Entreprises : la surveillance des salariés en hausse

Selon un article de Tempsréel-Nouvelobs à lire ici, la surveillance des salariés par l’entreprise est en recrudescence. C’est ce qu’affirme la CNIL dans son 30° rapport annuel d’activité.

Les techniques utilisées par l’employeur pour surveiller, contrôler et sanctionner ses salariés, passent par les technologies modernes :  Filtrage des courriers électroniques, utilisation de la vidéo et de la géolocalisation, mise en place de dispositifs biométriques, surveillance des réseaux sociaux,  etc…

Mais ces procédés sont-ils loyaux  et permettent-ils de justifier une procédure de licenciement face aux Prud’hommes ou constituent-ils des preuves dans une procédure de plainte à l’encontre d’un salarié indélicat ? Peuvent-ils remplacer l’action de l’Enquêteur Privé qui recueille d’une manière légale des preuves qui constitueront un dossier solide utilisable en justice ou dans une négociation de départ « à l’amiable » ?

Pour le savoir, il suffit de se référer aux textes, codes en vigueur et avis de la Cour de cassation qui, s’ils tendent à octroyer à l’employeur le droit de surveiller ses salariés pour le bien de l’entreprise, sanctionnent les manquements à divers principes fondamentaux de la vie des salariés, notamment le respect de son droit à la vie privée.

L’utilisation par l’employeur de certaines technologies à des fins de surveillance de ses salariés peut le conduire à commettre des atteintes à la vie privée de ceux-ci.

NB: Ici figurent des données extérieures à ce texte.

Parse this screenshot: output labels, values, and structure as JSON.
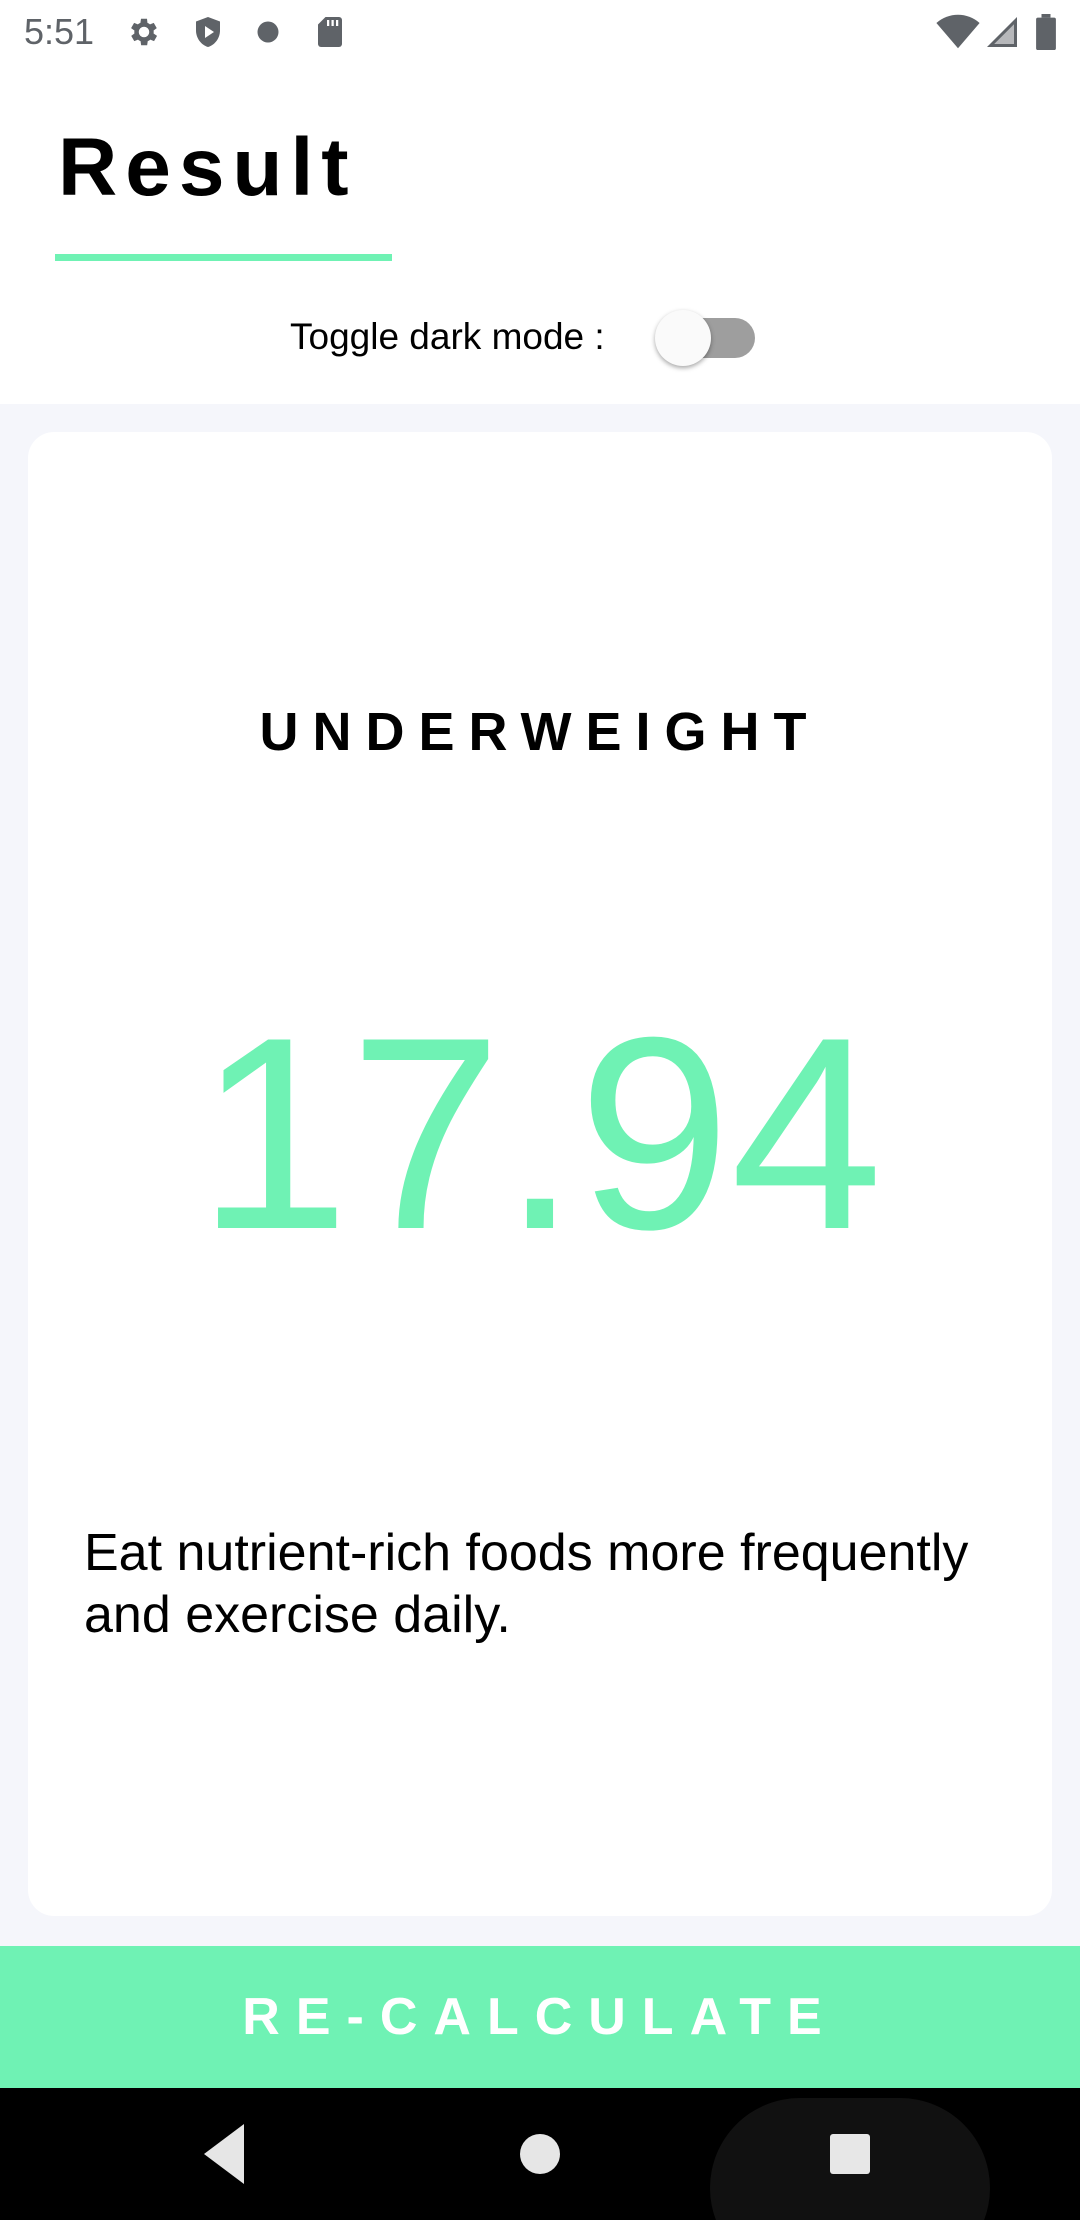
{
  "status_bar": {
    "time": "5:51",
    "left_icons": [
      "settings-icon",
      "shield-icon",
      "record-dot-icon",
      "sd-card-icon"
    ],
    "right_icons": [
      "wifi-icon",
      "cellular-signal-icon",
      "battery-icon"
    ]
  },
  "header": {
    "title": "Result",
    "dark_mode_label": "Toggle dark mode :",
    "dark_mode_enabled": false
  },
  "result": {
    "category": "UNDERWEIGHT",
    "bmi": "17.94",
    "advice": "Eat nutrient-rich foods more frequently and exercise daily."
  },
  "actions": {
    "recalculate_label": "RE-CALCULATE"
  },
  "nav_bar": {
    "buttons": [
      "back-icon",
      "home-icon",
      "recents-icon"
    ]
  },
  "colors": {
    "accent": "#6ff2b4",
    "content_background": "#f5f6fb",
    "card_background": "#ffffff",
    "toggle_track": "#9e9e9e",
    "nav_background": "#000000"
  }
}
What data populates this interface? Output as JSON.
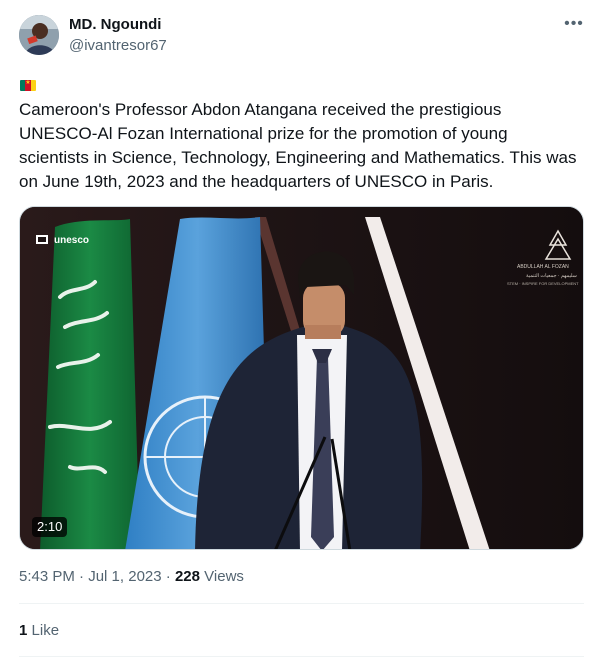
{
  "author": {
    "display_name": "MD. Ngoundi",
    "handle": "@ivantresor67"
  },
  "more_icon": "more-horizontal-icon",
  "flag": {
    "name": "cameroon-flag",
    "colors": [
      "#007a5e",
      "#ce1126",
      "#fcd116"
    ]
  },
  "tweet": {
    "text": "Cameroon's Professor Abdon Atangana received the prestigious UNESCO-Al Fozan International prize for the promotion of young scientists in Science, Technology, Engineering and Mathematics. This was on June 19th, 2023 and the headquarters of UNESCO in Paris."
  },
  "media": {
    "type": "video",
    "duration": "2:10",
    "overlay_left_logo": "unesco",
    "overlay_right_logo_line1": "ABDULLAH AL FOZAN",
    "overlay_right_logo_line2": "STEM · INSPIRE FOR DEVELOPMENT"
  },
  "meta": {
    "time": "5:43 PM",
    "separator": "·",
    "date": "Jul 1, 2023",
    "views_count": "228",
    "views_label": "Views"
  },
  "stats": {
    "likes_count": "1",
    "likes_label": "Like"
  }
}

Selon le principe de l’article 9 du Code civil, chacun a droit au respect de sa vie privée et le Code du travail a renforcé ce droit par l’article L 1121-1 : « Nul ne peut apporter aux droits des personnes et aux libertés individuelles et collectives de restrictions qui ne seraient pas justifiées par la nature de la tâche à accomplir ni proportionnées au but recherché ».

Le salarié est protégé au sein de l’entreprise tant dans sa vie personnelle que professionnelle, et doit ainsi être informé qu’il est susceptible de faire l’objet d’un contrôle ou d’une surveillance par tous moyens légaux lorsque l’employeur souhaite mettre en place des systèmes de surveillance ou de contrôle (GPS, caméras, pointeuses, badges, fiches de renseignements, formulaires, etc.). Le Code du travail prévoit en effet qu’ «aucune information concernant personnellement un salarié ou un candidat à un emploi ne peut être collectée par un dispositif qui n’a pas été préalablement porté à sa connaissance » (article L1222-4), et que «le salarié est informé des méthodes et techniques d’évaluation professionnelles mises en œuvre à son égard. Les résultats obtenus doivent rester confidentiels.» (article L1221-8). Ce même article précise que « les méthodes d’évaluation doivent être pertinentes au regard de la finalité poursuivie ».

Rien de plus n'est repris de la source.